Zhuhai comme plus de 150 villes en Chine a banni les motos de son centre ville. Ici à TangJia, notre quartier de la périphérie nord de la zone économique spéciale, les deux roues motorisés semblent tolérés. Comme il est impossible d’obtenir une plaque d’immatriculation, la plupart des motos circulent sans papier ni assurance…
Pour la même raison, il n’y a pas de vendeurs de motos dans les limites de la SEZ, juste quelques échoppes de réparations. Côté inventaire, la production chinoise se limite principalement à des scooters ou des 125cc utilitaires, les engins proposés sont très semblables quelque soit la marque et la qualité est assez médiocre.
Pas vraiment tenté par une 125 et habitué aux grosses cylindrées, j’ai commencé à butiner sur les sites web chinois de vente de motos qui eux proposent des engins importés plus ou moins légalement du Japon, Taiwan ou Hong-Kong. Mon chinois étant plus que rudimentaire, j’utilise Google Translate pour la manœuvre.

Je repère une Yamaha XJR 400 vendue 8800 RMB, le vendeur se trouve à JiangMen, une ville située à 80km. Sam, un ami chinois contacte pour moi le vendeur qui confirme la disponibilité de la moto et le fait que nous puissions l’essayer.
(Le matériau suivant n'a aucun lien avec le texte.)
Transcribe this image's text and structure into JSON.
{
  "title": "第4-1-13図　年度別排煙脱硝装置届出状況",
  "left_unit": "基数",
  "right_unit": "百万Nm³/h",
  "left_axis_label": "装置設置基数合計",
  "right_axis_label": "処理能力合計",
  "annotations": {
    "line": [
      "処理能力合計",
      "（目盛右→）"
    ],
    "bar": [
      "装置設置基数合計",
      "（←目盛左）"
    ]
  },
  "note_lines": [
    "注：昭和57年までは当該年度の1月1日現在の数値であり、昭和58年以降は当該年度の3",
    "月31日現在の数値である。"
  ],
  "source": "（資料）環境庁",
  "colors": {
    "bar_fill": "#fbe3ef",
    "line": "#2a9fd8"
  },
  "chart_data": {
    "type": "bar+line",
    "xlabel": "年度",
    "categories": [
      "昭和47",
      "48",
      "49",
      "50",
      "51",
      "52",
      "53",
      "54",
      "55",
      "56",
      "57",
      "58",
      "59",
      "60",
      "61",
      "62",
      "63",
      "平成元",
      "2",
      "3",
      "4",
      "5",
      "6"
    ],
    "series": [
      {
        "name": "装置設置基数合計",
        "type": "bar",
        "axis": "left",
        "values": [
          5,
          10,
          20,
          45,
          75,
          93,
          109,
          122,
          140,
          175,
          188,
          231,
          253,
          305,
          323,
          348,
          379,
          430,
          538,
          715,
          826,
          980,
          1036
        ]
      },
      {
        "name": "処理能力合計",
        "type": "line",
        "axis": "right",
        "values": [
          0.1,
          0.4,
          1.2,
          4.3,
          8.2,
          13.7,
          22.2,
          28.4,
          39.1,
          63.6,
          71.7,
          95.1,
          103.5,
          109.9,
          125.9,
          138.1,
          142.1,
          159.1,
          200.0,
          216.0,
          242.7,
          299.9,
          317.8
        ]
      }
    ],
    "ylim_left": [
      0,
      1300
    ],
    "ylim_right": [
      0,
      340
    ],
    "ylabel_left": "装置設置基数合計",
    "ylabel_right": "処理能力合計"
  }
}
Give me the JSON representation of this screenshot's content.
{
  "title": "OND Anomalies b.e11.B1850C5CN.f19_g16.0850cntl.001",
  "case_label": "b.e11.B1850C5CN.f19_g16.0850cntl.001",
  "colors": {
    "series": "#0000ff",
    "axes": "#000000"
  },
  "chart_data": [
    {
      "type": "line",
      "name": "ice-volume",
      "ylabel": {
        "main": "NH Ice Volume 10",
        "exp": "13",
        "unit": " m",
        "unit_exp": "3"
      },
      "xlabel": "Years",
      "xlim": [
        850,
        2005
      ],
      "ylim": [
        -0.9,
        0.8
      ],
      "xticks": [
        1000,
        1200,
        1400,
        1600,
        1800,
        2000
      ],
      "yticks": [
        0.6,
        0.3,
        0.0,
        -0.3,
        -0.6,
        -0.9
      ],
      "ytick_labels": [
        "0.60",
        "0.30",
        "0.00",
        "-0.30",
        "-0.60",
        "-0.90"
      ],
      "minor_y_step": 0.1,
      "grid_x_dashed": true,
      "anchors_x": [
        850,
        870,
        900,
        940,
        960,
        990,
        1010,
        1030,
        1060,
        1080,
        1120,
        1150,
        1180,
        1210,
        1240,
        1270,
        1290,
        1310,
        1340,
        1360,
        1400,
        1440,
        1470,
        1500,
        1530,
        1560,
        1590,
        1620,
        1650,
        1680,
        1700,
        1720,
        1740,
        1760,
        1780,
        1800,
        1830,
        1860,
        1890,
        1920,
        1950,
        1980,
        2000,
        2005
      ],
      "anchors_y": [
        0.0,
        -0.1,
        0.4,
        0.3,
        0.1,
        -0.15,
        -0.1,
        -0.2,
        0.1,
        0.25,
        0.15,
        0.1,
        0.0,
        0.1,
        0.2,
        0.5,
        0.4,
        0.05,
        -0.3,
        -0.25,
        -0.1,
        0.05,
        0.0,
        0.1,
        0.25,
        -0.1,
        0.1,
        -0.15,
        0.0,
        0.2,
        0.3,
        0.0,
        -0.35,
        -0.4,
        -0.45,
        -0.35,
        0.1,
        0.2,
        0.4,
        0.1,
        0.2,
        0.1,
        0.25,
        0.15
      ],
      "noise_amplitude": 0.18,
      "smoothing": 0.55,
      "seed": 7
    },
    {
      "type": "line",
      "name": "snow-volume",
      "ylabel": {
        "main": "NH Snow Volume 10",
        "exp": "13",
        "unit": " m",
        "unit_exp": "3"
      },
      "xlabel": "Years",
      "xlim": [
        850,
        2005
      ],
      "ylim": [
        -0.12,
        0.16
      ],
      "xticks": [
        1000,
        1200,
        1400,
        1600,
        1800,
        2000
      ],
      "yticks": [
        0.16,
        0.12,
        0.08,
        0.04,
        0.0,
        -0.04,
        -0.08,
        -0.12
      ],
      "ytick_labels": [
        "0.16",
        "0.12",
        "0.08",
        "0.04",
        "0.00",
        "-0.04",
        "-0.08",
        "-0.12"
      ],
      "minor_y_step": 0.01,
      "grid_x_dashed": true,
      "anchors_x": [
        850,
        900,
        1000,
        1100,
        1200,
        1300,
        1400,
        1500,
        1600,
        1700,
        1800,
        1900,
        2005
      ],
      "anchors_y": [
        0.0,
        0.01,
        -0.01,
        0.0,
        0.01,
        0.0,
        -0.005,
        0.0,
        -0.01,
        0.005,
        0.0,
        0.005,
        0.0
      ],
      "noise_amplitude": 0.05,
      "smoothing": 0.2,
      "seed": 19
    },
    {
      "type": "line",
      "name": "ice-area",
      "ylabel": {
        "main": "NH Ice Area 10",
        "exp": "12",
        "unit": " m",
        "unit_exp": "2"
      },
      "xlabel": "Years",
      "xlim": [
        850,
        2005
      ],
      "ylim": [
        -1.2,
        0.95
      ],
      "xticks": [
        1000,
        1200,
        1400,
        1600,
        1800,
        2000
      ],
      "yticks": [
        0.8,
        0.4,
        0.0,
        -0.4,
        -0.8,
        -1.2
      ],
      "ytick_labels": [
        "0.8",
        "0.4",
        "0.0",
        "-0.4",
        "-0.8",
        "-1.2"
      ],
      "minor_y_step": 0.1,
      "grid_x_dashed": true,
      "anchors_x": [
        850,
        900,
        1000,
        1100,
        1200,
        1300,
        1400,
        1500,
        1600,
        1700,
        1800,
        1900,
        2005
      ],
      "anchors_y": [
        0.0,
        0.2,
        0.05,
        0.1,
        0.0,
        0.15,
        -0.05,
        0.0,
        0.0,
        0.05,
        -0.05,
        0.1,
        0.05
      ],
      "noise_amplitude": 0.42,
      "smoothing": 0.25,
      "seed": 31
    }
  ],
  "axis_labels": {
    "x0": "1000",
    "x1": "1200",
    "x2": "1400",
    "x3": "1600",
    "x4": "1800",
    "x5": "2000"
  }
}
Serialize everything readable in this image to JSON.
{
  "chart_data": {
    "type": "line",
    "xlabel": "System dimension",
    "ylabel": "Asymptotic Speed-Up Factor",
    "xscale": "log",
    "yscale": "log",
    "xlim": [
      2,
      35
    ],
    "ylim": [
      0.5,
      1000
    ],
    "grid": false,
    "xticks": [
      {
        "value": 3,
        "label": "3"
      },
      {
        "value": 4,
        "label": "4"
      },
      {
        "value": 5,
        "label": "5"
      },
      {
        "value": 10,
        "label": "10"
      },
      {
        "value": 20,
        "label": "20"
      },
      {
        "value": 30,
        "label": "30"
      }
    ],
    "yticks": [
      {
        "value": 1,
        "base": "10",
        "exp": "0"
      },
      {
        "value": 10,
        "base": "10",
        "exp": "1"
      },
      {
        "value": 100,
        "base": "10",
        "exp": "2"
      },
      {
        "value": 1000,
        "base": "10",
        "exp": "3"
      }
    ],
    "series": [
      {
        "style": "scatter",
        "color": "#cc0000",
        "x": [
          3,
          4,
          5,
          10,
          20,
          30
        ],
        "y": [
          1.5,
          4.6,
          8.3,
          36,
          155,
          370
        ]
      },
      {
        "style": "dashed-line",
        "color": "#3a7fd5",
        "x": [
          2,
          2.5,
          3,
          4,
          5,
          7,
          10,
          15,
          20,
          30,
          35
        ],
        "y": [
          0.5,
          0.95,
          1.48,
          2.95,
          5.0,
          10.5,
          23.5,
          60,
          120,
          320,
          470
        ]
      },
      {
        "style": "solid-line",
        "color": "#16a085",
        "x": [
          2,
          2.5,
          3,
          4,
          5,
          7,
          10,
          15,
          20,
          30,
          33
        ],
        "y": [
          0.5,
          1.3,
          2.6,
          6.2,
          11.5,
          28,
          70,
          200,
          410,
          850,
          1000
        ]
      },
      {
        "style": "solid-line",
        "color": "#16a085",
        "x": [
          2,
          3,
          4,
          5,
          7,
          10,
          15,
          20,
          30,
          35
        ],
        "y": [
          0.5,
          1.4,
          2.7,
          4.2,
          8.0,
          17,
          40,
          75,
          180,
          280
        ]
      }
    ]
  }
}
Samedi, Mali et moi nous nous rendons sur place et découvrons en fait que le vendeur est un mécano moto. La Yamaha semble en bon état vu son âge (1994), elle démarre du premier coup. Un essai rapide me confirme les premières impressions visuelles.

je commence alors une inspections plus minutieuse, essayant de repérer les éventuels défauts, pièces cassées et autres fuites. Elle n’est pas neuve mais mis à part quelques détails facilement rectifiables elle est réellement en excellent état. La mauvaise surprise pourrait venir du moteur … je ne distingue pas de bruits suspects, il tourne correctement et tient le ralenti. Lors de l’essai, je ne l’avais trouvé pas très puissant mais ce n’est qu’un 400cc qui en plus demande à monter dans les tours (zone rouge à 11000 tours/minute).
Quelques minutes de palabres et hop on fait l’affaire en laissant une avance et en prenant rendez-vous pour le lendemain. Dans une autre échoppe, nous faisons l’acquisition d’un casque (200 RMB) et d’un survêtement de pluie.
Dimanche matin nous voila de retour à JiangMen. Le mécano, sur ma demande, change l’huile moteur, me montre deux ou trois points d’entretien; nous réglons le solde, une fapiao et c’est le grand départ pour Zhuhai. Les autoroutes sont interdites aux deux roues et la G105, artère principale entre Guangzhou et Zhuhai est surchargée de camions et de péages. Avec l’aide du GPS nous choisissons une route un peu plus longue qui longe un des multiples bras du delta de la Perl River.

La route est pratiquement déserte et plutôt campagnarde. Malgré la pluie et le temps frisquet je suis aux anges après près de 5 ans sans moto. Mime s’est emparée du Canon maternel, elle mitraille le paysage et occasionnellement le bibendum motorisé.



Il est midi, pause pipi et surtout un restaurant GuangDong sympa au pied de l’ impressionnant pont de 崖们大桥. Au menu fruits de mer, grosses crevettes et poissons grillés et du canard, un repas de fête pour 220 RMB.


Lestés de quelques calories supplémentaires, nous reprenons notre chemin vers Zhuhai. Nous croisons en vrac: un accident, des vélos, un motard et quelques vélo-taxis.




Avant d’arriver sur JingDing, nous traversons une petite zone boisée qui ressemble avec beaucoup d’imagination aux collines du massif de la Sainte Baume que nous parcourions en Harley Davidson. Ici pas de Harley, mais des VW plantées au milieu de la route. C’est une zone utilisée par les auto-écoles et il faut souvent slalomer entre les voitures calées…

Une fois à la maison, Mime se prend à rêver aux futures balades.